I stayed an hour. When I first thought it might be time to go, I kissed Mum and pulled the sheet gently over her head: but I just couldn’t do it, I couldn’t leave this lovely, amazing woman who had been so important to me all the years of my life. Maybe Mum hadn’t quite gone at that point, and was holding me back until she had truly finished her time on earth, this time round. After another quarter hour or so, I tried again. It was the hardest thing I have ever done in my life, leaving her there, even though in fact she had left me and there was only the empty husk.
The charge nurse was, as ever, very helpful. She explained the procedure: Mum’s death had to be referred to the coroner because it had been following an operation from which she had not recovered. She gave me a booklet that described what I had to do: it looked very complicated but in fact this was only because it tried to cover all eventualities. She gave me a hug, and she too had tears in her eyes. She asked if I was OK to drive home, and I said yes: it was still only about 7 am on Sunday morning and I knew there would be little traffic. So I walked, finally, out of the hospital, back to the car, and drove home. It was hard, but by concentrating on driving very precisely I found I could postpone the overwhelming emptiness for long enough to get home safely. Dad was still asleep: I had to come the task of telling him that his wife of 67 years was no more.

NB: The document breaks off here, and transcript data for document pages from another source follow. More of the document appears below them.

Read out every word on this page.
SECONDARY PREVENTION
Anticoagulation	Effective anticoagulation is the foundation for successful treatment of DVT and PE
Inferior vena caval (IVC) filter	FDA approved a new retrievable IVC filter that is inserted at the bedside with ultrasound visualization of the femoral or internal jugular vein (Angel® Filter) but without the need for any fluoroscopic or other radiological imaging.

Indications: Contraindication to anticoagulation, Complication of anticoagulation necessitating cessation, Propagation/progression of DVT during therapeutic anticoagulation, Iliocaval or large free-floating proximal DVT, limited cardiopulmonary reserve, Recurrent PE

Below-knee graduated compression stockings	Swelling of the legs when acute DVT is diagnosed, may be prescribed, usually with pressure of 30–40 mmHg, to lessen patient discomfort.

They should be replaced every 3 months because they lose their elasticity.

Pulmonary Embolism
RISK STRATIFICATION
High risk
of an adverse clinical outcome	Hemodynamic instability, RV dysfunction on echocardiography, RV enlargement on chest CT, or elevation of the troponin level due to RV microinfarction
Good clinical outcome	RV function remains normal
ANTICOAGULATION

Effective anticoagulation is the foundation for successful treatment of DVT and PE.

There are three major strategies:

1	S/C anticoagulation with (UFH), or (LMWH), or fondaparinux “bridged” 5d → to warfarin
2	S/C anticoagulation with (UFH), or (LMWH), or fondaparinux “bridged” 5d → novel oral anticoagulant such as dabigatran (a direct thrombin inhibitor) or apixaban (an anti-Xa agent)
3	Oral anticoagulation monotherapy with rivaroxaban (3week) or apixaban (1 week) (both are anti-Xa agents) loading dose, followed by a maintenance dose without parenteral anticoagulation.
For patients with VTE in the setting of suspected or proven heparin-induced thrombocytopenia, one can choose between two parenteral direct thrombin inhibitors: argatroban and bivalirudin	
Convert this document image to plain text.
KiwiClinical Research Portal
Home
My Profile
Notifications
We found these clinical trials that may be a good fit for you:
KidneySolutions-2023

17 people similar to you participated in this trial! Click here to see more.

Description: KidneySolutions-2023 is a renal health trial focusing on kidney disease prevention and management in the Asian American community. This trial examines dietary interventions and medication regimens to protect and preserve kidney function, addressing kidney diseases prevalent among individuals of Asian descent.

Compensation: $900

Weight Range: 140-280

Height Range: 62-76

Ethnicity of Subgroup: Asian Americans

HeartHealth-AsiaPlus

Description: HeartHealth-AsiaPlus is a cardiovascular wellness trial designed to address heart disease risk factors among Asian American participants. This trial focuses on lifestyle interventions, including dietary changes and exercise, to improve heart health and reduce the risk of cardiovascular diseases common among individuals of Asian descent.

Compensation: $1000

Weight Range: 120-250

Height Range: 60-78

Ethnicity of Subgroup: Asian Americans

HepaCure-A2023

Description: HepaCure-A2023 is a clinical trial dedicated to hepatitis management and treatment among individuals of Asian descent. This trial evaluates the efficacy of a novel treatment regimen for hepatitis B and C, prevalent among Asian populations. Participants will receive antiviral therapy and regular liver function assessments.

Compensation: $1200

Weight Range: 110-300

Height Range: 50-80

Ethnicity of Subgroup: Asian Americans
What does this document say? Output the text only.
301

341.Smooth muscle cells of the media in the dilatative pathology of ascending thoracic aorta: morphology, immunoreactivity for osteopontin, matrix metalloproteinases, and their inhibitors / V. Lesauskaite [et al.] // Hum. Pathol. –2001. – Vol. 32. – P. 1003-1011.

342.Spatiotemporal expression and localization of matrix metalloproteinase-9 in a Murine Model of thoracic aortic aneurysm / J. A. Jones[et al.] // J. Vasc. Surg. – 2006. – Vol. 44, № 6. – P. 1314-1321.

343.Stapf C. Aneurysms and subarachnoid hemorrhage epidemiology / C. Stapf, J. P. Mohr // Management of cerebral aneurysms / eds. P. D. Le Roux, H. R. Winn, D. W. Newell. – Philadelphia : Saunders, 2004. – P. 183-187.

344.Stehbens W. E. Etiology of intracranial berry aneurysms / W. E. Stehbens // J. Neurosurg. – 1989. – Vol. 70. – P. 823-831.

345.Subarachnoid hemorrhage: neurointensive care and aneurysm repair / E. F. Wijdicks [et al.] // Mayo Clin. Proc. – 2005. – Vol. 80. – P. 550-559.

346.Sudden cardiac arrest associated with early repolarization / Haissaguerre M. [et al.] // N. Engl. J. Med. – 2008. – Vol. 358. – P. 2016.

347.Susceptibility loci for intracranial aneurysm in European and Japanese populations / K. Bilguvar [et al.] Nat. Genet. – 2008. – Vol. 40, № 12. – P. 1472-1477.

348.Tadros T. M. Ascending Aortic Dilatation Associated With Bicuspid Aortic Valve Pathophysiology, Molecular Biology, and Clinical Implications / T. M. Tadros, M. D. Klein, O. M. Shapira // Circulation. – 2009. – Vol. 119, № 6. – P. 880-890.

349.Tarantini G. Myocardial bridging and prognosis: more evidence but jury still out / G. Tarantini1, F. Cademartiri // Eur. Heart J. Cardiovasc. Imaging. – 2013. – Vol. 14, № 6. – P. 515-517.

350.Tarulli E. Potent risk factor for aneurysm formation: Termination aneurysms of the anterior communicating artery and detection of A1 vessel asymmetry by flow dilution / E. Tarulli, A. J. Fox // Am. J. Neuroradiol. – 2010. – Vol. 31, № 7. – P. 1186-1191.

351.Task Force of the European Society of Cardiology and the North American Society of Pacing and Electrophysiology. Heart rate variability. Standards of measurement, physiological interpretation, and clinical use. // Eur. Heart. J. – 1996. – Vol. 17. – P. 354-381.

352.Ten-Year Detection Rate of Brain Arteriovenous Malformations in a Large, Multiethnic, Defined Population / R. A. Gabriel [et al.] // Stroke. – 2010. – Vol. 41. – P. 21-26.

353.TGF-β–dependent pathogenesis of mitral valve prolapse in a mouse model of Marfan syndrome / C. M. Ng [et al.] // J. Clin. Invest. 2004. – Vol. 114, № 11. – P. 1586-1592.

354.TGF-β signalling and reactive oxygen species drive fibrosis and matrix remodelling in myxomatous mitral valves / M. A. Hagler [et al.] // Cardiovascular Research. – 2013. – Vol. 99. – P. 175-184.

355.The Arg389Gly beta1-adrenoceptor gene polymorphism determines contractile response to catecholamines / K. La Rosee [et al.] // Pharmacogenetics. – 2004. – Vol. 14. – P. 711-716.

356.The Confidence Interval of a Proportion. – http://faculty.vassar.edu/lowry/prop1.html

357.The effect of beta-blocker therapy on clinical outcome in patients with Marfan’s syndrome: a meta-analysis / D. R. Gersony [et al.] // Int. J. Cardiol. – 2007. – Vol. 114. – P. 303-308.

I made a cup of coffee, and waited in total aloneness until just before the carers were due to get Dad up, at 9 a.m. Then I slipped into his bedroom, hugged him, and told him I’d been to the hospital because Mum had been worse, and that she had died early that morning. He said ‘Oh, dear’: he sounded half asleep at the time, and when the carers arrived I told them too. As they got him up, I heard him asking ‘how’s Audrey?’: they avoided replying. When he was in his chair, dressed and waiting for breakfast, I told him again, putting my arms round him and saying very clearly that Mum had died. This time he said ‘Oh, no…’, and I think he began to realise what I’d said, because in a little he asked when the funeral would be. I explained that we had to wait for the coroner and there might have to be a post mortem, which would affect whether her body could be used by Birmingham University Medical school, which she’d wanted. He didn’t cry, not then, and simply sat, eating his weetabix as normal and saying nothing. Meanwhile I started to make lists of people to tell, and then ringing my sister and then my children. It being Sunday, I couldn’t do anything about banks and officials.
I don’t know how I got through the rest of the day. Nobody else came: there was just me and Dad, and the carers when they arrived. I have to confess I was relieved when they finally put Dad to bed with a sleeping pill, and I could weep and then get some supper and go to bed myself. Bless the World Cup: it was a welcome distraction. And I knew there were more difficult days to come: but that this one had been, perhaps, the most difficult of all.